Darauf haben viele Kunden gewartet: Am Restaurant „Poseidon“ entsteht ein Wintergarten mit 100 Plätzen. Das Ambiente soll so sein, dass sich die Gäste wie im Grünen fühlen.

Niederaden

, 11.04.2019 / Lesedauer: 3 min

Die Ausschachtungsarbeiten sind abgeschlossen, jetzt konnte die Betonplatte gegossen werden: Der geplante Bau des Wintergartens am Restaurant „Poseidon“ nimmt nach anfänglichen Verzögerungen Fahrt auf. Inhaber Vasilios Ntoufas, den Stammgäste mit der deutschen Form seines Vornamens „Willi“ nennen, freut sich: „Nach Ostern geht es dann richtig los.“

Alte Kegelbahn wurde abgerissen

Die Pläne zur Erweiterung hat er schon länger. Dafür ließ er die alte Kegelbahn abreißen. Bis alle Anträge und Bauunterlagen zusammen waren, dauerte es. Zumal auch noch Bodenuntersuchungen anstanden. Zwischenzeitlich musste sich Ntoufas von seinem Wunsch, das Glasdach im Sommer komplett zu öffnen, verabschieden. „Wegen des Energienachweises und aus Brandschutzgründen war das nicht möglich.“

Dafür können aber die Seitenwände künftig beiseite geschoben werden. Durch die in Grün und Weiß gehaltene Einrichtung soll die Atmosphäre für die Gäste fast so wie im Garten sein.

Anfragen für Hochzeiten und Geburtstage

Beheizt im Winter und klimatisiert im Sommer, so kann der Wintergarten ganzjährig genutzt werden. „Es gibt schon Anfragen für Hochzeiten und Geburtstagsfeiern. Alle warten gespannt auf die Eröffnung“, sagt Ntoufas.

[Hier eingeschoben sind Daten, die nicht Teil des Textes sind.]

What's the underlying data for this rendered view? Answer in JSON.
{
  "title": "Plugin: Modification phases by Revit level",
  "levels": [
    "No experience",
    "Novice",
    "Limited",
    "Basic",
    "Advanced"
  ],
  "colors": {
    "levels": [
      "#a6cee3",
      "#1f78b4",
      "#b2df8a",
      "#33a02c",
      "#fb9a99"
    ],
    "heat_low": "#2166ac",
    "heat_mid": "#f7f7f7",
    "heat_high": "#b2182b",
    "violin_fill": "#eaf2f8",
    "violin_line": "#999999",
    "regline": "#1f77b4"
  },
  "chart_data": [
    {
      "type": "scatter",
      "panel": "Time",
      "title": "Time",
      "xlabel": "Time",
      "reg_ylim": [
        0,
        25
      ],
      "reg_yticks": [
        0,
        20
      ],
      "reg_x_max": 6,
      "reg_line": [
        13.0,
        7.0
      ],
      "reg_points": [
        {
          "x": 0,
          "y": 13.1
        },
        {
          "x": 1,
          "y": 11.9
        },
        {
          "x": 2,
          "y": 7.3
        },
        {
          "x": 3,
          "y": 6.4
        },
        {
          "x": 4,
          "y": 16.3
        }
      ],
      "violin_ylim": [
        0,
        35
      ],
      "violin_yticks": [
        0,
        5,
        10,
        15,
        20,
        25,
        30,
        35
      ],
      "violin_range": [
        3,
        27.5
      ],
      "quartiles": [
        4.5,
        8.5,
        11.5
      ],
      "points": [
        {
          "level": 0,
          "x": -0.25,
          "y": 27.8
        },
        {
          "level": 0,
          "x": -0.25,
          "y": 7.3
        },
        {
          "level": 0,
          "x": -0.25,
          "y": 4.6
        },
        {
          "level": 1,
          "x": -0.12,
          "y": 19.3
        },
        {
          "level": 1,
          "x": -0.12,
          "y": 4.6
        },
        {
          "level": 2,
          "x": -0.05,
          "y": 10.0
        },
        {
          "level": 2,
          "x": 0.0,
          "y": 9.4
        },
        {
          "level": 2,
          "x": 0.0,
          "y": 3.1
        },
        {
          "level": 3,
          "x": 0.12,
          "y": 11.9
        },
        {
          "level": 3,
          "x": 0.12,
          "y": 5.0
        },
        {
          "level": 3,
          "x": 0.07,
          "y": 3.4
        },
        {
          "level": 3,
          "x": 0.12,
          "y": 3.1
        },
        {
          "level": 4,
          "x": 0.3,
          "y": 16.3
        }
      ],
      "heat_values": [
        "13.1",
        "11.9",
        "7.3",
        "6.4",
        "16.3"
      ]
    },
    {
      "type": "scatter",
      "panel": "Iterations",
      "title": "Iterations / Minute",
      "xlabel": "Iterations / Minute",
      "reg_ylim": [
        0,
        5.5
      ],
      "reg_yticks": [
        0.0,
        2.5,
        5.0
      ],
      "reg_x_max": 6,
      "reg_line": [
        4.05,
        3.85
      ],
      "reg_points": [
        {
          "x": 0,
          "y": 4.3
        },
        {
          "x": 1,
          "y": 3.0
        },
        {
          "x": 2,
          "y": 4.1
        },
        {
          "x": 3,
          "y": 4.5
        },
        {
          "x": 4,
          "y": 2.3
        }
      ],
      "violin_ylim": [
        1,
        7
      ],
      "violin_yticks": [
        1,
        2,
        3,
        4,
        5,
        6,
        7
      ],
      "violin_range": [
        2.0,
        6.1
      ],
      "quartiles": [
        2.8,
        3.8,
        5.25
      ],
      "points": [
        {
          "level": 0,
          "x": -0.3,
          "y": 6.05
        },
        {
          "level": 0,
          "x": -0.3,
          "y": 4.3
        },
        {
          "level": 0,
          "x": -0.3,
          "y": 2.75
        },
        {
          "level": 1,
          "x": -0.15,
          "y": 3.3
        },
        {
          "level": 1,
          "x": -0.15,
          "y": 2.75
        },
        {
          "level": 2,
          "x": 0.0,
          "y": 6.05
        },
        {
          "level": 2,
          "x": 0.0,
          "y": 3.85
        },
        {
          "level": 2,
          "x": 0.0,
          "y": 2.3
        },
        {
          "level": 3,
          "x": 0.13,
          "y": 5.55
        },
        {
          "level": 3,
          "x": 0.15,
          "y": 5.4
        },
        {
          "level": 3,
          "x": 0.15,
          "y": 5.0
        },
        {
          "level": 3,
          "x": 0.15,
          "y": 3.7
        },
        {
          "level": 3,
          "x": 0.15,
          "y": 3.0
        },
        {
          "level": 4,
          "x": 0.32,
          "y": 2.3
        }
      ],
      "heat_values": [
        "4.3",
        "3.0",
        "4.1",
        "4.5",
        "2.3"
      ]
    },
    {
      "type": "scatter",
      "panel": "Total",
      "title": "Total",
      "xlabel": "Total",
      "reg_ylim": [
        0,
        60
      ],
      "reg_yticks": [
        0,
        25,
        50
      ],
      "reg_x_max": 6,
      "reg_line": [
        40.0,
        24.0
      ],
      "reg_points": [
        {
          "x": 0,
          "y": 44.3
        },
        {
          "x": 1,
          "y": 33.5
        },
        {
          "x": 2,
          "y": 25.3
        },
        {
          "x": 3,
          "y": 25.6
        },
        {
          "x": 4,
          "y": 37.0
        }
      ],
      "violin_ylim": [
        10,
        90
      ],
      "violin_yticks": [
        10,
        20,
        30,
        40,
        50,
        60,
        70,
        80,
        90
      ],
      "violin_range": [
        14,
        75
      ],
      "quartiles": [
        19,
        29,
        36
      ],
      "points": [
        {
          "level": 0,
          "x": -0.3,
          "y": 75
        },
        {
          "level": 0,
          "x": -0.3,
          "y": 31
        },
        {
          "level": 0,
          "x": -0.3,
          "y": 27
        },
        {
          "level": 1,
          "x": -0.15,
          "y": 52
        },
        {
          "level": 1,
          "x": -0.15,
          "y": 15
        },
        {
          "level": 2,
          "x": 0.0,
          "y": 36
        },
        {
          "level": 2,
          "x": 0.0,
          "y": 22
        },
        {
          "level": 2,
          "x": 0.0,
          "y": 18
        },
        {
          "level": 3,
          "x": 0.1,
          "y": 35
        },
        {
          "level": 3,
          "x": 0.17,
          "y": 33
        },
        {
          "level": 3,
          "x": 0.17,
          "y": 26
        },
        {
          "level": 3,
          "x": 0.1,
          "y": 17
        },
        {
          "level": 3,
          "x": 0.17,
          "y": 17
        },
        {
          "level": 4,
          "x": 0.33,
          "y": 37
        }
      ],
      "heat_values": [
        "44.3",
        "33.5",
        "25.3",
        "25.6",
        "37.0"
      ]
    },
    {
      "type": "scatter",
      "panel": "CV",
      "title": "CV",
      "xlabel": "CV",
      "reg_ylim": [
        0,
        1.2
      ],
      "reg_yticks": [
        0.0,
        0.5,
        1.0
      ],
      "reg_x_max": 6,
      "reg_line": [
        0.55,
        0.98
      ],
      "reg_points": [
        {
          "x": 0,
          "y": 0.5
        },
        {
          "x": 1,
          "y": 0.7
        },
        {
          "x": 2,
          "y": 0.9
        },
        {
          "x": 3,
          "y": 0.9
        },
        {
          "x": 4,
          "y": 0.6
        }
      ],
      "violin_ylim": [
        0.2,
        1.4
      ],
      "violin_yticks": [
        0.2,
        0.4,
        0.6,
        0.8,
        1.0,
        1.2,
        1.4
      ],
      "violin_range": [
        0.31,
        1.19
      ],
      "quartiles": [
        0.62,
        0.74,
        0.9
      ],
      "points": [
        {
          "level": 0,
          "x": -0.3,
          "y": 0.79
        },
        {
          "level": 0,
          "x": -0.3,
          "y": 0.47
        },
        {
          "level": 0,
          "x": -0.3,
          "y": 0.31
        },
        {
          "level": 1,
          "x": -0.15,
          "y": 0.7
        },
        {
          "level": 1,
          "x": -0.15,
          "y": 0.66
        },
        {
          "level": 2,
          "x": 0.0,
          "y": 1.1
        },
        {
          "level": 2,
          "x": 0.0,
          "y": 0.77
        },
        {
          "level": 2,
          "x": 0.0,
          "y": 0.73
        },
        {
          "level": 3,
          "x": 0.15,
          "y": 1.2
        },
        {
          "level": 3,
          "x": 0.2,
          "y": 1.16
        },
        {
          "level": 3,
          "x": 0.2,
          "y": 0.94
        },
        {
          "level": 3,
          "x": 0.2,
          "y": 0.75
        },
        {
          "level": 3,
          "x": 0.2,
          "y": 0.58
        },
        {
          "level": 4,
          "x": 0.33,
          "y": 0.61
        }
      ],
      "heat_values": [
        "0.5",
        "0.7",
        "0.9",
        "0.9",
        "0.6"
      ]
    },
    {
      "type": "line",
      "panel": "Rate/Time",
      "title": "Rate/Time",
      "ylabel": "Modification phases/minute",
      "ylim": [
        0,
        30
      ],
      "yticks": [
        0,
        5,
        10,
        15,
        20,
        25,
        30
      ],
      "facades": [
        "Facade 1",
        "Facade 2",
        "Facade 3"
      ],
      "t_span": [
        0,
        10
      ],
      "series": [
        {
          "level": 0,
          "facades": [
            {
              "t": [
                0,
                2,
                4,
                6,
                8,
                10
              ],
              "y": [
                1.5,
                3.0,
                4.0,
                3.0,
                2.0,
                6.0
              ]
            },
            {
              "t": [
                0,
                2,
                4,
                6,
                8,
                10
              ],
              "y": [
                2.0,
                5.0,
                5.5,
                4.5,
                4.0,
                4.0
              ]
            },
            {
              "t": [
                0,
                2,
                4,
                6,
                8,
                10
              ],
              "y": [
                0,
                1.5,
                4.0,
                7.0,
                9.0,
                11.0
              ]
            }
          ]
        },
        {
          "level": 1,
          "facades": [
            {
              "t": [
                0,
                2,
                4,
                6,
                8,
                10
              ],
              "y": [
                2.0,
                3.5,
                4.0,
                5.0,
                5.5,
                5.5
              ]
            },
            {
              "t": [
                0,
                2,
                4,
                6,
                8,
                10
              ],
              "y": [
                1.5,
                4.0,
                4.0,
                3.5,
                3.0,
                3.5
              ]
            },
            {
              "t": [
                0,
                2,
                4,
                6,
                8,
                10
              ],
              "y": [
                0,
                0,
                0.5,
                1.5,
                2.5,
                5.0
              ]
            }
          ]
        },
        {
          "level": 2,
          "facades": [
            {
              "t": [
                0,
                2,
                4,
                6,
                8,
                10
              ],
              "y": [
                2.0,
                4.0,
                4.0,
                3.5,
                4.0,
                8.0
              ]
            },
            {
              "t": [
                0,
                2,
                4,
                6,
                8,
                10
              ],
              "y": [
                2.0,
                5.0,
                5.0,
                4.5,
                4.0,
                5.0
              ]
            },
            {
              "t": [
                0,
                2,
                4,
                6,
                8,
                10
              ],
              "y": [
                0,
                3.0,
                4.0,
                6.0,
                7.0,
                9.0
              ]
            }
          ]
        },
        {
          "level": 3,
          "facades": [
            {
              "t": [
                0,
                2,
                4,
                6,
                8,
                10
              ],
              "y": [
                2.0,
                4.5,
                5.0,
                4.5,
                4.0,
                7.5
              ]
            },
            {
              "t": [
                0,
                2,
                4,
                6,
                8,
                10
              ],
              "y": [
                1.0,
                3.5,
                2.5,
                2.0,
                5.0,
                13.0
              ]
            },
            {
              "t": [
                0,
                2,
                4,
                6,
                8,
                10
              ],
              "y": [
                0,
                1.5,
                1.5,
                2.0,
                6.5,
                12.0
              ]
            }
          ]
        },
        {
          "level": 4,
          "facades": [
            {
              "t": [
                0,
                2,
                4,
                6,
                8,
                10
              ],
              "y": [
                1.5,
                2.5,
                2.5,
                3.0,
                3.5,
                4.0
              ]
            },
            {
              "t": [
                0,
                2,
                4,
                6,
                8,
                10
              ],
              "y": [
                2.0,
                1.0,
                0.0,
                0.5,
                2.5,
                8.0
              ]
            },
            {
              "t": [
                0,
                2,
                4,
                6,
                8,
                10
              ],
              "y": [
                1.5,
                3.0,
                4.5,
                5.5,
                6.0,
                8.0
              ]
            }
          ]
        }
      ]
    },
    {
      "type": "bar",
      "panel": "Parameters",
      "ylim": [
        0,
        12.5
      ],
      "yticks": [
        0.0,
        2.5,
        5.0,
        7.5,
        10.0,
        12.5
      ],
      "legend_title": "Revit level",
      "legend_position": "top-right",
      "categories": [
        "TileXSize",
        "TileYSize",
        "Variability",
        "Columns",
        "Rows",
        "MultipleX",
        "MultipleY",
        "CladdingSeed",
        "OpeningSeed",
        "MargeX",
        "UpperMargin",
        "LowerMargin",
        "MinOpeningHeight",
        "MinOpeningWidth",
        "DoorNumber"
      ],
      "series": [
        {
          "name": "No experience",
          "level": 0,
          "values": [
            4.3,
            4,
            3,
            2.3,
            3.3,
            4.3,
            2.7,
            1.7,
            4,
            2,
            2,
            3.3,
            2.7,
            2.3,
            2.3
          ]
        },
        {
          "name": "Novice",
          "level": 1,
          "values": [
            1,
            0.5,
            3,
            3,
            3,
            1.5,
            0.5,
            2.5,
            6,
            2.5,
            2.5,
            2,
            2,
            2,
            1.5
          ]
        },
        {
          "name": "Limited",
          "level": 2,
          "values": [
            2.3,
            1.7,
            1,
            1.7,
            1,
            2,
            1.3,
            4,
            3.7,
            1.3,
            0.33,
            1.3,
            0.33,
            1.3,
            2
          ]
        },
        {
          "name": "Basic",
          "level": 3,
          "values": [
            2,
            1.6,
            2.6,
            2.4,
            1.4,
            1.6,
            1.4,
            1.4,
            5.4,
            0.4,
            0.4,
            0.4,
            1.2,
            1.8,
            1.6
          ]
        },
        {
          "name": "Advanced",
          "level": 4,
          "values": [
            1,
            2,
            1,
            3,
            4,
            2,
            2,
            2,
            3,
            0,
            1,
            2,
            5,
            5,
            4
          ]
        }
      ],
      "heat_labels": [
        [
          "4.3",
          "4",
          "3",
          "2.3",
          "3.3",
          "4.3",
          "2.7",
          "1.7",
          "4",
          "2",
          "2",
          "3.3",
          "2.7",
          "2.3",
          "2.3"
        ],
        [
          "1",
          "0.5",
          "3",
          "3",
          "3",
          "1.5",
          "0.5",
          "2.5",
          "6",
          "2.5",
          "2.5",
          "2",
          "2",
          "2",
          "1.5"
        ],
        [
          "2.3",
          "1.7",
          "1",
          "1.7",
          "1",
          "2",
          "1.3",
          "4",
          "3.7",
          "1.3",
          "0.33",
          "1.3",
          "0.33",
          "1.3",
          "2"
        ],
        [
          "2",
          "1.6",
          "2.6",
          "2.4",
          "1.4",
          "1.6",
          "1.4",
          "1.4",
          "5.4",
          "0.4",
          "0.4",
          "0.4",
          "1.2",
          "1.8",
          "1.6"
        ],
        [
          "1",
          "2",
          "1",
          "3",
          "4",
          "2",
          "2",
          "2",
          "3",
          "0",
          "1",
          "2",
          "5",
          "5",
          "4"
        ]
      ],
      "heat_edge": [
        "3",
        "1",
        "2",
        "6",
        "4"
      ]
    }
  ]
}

Seit fast sechs Jahren bietet er mit seiner Frau Georgia und Mitarbeitern im „Poseidon“ an der Kamener Straße 127 griechische Küche an, dazu auch internationale Gerichte. Inzwischen hat der Gastronom das Gebäude samt Grundstück gekauft. Mit dem Wintergarten und weiteren 50 Parkplätzen, investiert er 1 Million Euro in den Standort.

Eröffnung im August

Im August soll der Wintergarten eröffnet werden. Dann sind auch die zusätzlichen 50 Parkplätze, inklusive Behindertenparkplätze, fertig. Auf die zusätzlichen Gäste reagiert der Gastronom mit weiterem Personal. Zu den zehn Beschäftigten sollen vier Mitarbeiter dazukommen. Ntoufas selbst stammt aus einer Gastronomenfamilie und lebt seit seinem 13. Lebensjahr in Deutschland. Er sammelte Erfahrungen auch in großen Hotels.

Dass zu den 85 Plätzen in seinem Restaurant jetzt noch 100 dazukommen, freut ihn. Er hat viele Stammkunden, die Gäste kommen aus Lünen, aber auch aus Bergkamen, Werne und Dortmund.